Ok, then "why" does it stop just because it's at a boundary where the escape velocity happens to be light? Also, you said before that other escape velocities don't matter, so does that mean once inside the event horizon, even if I traveled 99% the speed of light away from the singularity, it wouldn't slow down my in-fall? It seems related to hypothetically traveling at the speed of light.
Why is that too? We can calculate what happens when you travel at the speed of light with an equation yet right next to it have another equation that says you can never travel at or faster than the speed of light, within the same theory known as GR.
Why? That's not really a question of physics. A distant observer would see a a clock slow and light red shift on approach to a neutron star. Approach to a horizon is the same thing only more extreme. Asymptotically stopping just reflects that force needed to escape becomes infinite on approach to horizon. This stoppage is only observed by someone remaining further away from the horizon. There is no stoppage for the infaller.

I don't know what you are referring to in claiming I said escape velocities don't matter.

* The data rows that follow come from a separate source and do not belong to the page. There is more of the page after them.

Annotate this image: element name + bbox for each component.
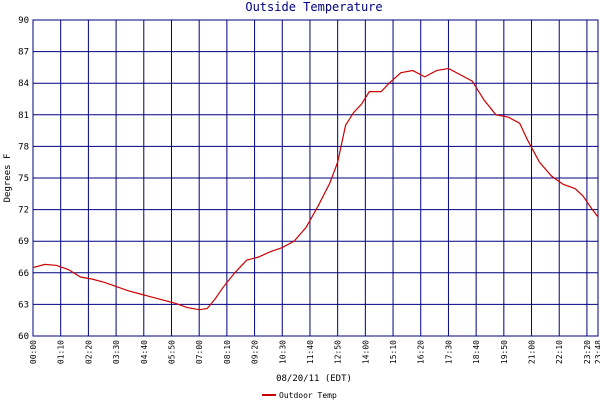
y-tick-label: 69 <box>18 237 29 247</box>
y-tick-label: 66 <box>18 269 29 279</box>
y-tick-label: 75 <box>18 174 29 184</box>
plot-border <box>32 19 599 337</box>
x-tick-label: 10:30 <box>278 340 287 364</box>
x-tick-label: 15:10 <box>389 340 398 364</box>
x-tick-label: 12:50 <box>334 340 343 364</box>
x-tick-label: 23:48 <box>594 340 600 364</box>
x-tick-label: 07:00 <box>195 340 204 364</box>
chart-title: Outside Temperature <box>245 0 382 14</box>
x-tick-label: 22:10 <box>555 340 564 364</box>
x-tick-label: 04:40 <box>140 340 149 364</box>
legend-label: Outdoor Temp <box>279 391 337 400</box>
x-tick-label: 19:50 <box>500 340 509 364</box>
y-tick-label: 63 <box>18 300 29 310</box>
y-tick-label: 84 <box>18 79 29 89</box>
y-tick-label: 72 <box>18 206 29 216</box>
x-tick-label: 09:20 <box>251 340 260 364</box>
x-tick-label: 03:30 <box>112 340 121 364</box>
x-tick-label: 05:50 <box>167 340 176 364</box>
x-tick-label: 08:10 <box>223 340 232 364</box>
x-tick-label: 17:30 <box>444 340 453 364</box>
data-line <box>32 67 599 311</box>
x-tick-label: 23:20 <box>583 340 592 364</box>
y-tick-label: 81 <box>18 111 29 121</box>
x-axis-label: 08/20/11 (EDT) <box>276 374 352 384</box>
x-tick-label: 11:40 <box>306 340 315 364</box>
y-tick-label: 78 <box>18 142 29 152</box>
y-axis-label: Degrees F <box>3 154 13 203</box>
x-tick-label: 21:00 <box>528 340 537 364</box>
x-tick-label: 02:20 <box>84 340 93 364</box>
y-tick-label: 60 <box>18 332 29 342</box>
y-tick-label: 90 <box>18 16 29 26</box>
x-tick-label: 16:20 <box>417 340 426 364</box>
x-tick-label: 18:40 <box>472 340 481 364</box>
x-tick-label: 01:10 <box>57 340 66 364</box>
y-tick-label: 87 <box>18 48 29 58</box>
x-tick-label: 14:00 <box>361 340 370 364</box>
x-tick-label: 00:00 <box>29 340 38 364</box>
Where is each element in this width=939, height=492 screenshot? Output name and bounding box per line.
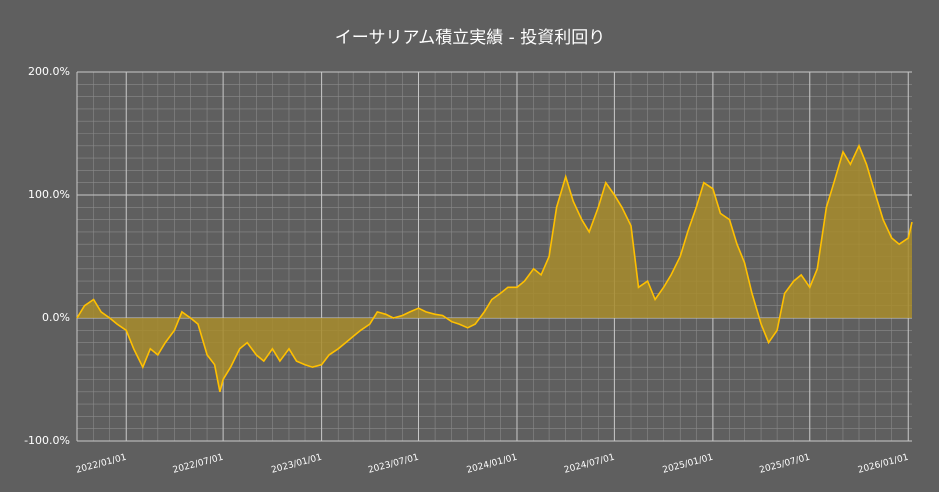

I don't know what you are going on about traveling at or faster than the speed of light. I keep repeating this is all nonsense.

The singularity is a point in time not in space. Once inside the horizon, you can shine a flashlight any direction, and fire bullets in any direction, but all light and any projectiles you fire, in any direction, move forward in time toward the singularity. Poetically, you can say the singularity is a point in time where space ceases to exist for you. (In fact, you will be subject to enormous (ultimately infinite) compression and stretching, but you can always define a tiny enough region where everything is momentarily normal - until the moment of reaching the singularity).